In dissent, Justice Thomas, joined by Justices Breyer, Sotomayor, and Kagan in a unique foursome, lamented the majority for largely ignoring the long-standing distinction between plaintiffs seeking to enforce “public rights” and those seeking redress for injury to private rights.[21]  Justice Thomas likewise critiqued the majority for overriding Congressional intent by deeming these FCRA violations as insufficient harm for a federal lawsuit, and limiting rights subject to protection in the federal courts to “money, bodily integrity, and anything else that this Court thinks looks close enough to rights existing at common law.”[22]

We believe that TransUnion will have far-reaching consequences in class litigation and not just in alphabet litigation like FCRA, TCPA, etc.  Going forward, expect federal courts to scrutinize the particularized injuries alleged by plaintiffs in federal statutory claims for host of consumer protection statutes and areas, including data privacy, financial regulation, telemarketing, and employment law.[23]  TransUnion also has the potential to impact issues like class definitions, ascertainability, and class discovery in a host of different cases.  At the same time, we expect plaintiffs to begin filing more federal statutory claims in state courts, which do not all have standing doctrines identical to the federal courts.[24]  Indeed, Justice Thomas predicted as much in footnote 9 of his dissenting opinion, noting that TransUnion might really be “a pyrrhic victory for TransUnion,” as defendants are left unable to remove these types of claims to federal court.[25]

KMK hosted a live webinar on Tuesday, July 13, at 12:00 PM EDT, where they discussed the TransUnion ruling and its impact on class action litigation in more detail. To view the webinar recording please click here.  Please note: CLE credit is only available to those who attended the live webinar.


[1] 594 U.S. ___ (2021).

[2] See Spokeo, Inc. v.
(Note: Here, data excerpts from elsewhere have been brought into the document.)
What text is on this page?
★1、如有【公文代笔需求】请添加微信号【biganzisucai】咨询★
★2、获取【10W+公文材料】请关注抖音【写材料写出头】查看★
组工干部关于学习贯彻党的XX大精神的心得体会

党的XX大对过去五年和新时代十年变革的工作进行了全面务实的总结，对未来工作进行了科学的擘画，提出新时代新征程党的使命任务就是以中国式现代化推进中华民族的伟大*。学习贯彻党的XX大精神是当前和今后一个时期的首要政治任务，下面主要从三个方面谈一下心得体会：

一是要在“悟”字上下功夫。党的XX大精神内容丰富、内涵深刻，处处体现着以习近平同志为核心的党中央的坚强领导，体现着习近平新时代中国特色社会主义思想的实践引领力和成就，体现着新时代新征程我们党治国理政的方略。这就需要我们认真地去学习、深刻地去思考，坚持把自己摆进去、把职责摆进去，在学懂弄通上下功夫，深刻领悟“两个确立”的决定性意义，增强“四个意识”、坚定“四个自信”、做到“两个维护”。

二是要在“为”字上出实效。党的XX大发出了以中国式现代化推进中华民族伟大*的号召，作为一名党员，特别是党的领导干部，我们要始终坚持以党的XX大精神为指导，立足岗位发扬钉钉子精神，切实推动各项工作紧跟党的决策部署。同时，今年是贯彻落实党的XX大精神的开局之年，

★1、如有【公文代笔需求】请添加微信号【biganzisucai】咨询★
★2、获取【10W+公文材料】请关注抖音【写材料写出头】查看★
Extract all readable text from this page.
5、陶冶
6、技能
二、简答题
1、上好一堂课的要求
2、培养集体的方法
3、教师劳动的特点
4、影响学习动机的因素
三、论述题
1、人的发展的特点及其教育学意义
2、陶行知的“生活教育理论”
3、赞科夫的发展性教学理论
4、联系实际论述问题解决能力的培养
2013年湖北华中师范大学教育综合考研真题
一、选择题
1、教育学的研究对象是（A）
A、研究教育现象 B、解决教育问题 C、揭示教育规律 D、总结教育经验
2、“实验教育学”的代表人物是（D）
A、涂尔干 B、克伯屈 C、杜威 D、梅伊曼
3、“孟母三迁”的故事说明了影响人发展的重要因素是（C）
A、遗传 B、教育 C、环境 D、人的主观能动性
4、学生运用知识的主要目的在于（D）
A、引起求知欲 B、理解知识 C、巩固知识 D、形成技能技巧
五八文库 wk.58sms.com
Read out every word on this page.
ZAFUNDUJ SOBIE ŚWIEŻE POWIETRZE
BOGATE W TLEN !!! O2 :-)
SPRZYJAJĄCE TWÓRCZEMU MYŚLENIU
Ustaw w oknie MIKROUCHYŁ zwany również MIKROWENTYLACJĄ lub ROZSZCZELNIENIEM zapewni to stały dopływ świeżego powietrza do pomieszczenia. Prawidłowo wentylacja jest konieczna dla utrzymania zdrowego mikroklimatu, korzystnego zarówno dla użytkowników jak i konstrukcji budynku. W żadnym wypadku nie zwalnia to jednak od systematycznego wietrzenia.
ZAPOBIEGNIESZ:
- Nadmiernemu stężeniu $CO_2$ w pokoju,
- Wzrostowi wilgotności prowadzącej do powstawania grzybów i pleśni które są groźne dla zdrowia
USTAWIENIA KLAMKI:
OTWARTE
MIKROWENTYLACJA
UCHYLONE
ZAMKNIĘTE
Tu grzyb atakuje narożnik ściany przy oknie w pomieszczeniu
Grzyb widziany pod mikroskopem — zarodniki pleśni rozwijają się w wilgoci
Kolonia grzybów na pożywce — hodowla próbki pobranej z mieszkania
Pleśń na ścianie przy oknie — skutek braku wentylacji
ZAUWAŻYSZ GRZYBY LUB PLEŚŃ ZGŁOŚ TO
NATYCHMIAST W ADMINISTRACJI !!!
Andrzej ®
Robins, 578 U.S. 330 (2016).

[3] TransUnion, 594 U.S., slip op. at 4-5.

[4] Id., slip op. at 5.

[5] Id.

[6] Id.

[7] Id., slip op. at 3 (quoting 15 U.S.C. § 1681n(a)).

[8] Id., slip op. at 5.

[9] Id., slip op. at 5-6.

[10] Id., slip op. at 6.

[11] Id.

[12] Id., slip op. at 2.

[13] 570 U.S. at 340.

[14] TransUnion, 594 U.S., slip op. at 9.

[15] Id., slip op. at 9-10.

[16] Id., slip op. at 10 (quoting Hagy v. Demers & Adams, 882 F.3d 616, 622 (6th Cir. 2018)).

[17] Id., slip op. at 11.

[18] Id., slip op. at 19.

[19] Id., slip op. at 25 (quoting Spokeo, 578 U.S. at 341).

[20] Id., slip op. at 9.

[21] Id., slip op. at 5-6 (Thomas, J., dissenting).

[22] Id., slip op. at 12.

[23] See Thomas B. Bennett, The Paradox of Exclusive State-Court Jurisdiction Over Federal Claims, 105 Minn. L. Rev. 1211, 1212 (2021).

[24] Id.

[25] TransUnion, 594 U.S., slip op. at 18, n.9 (Thomas, J., dissenting).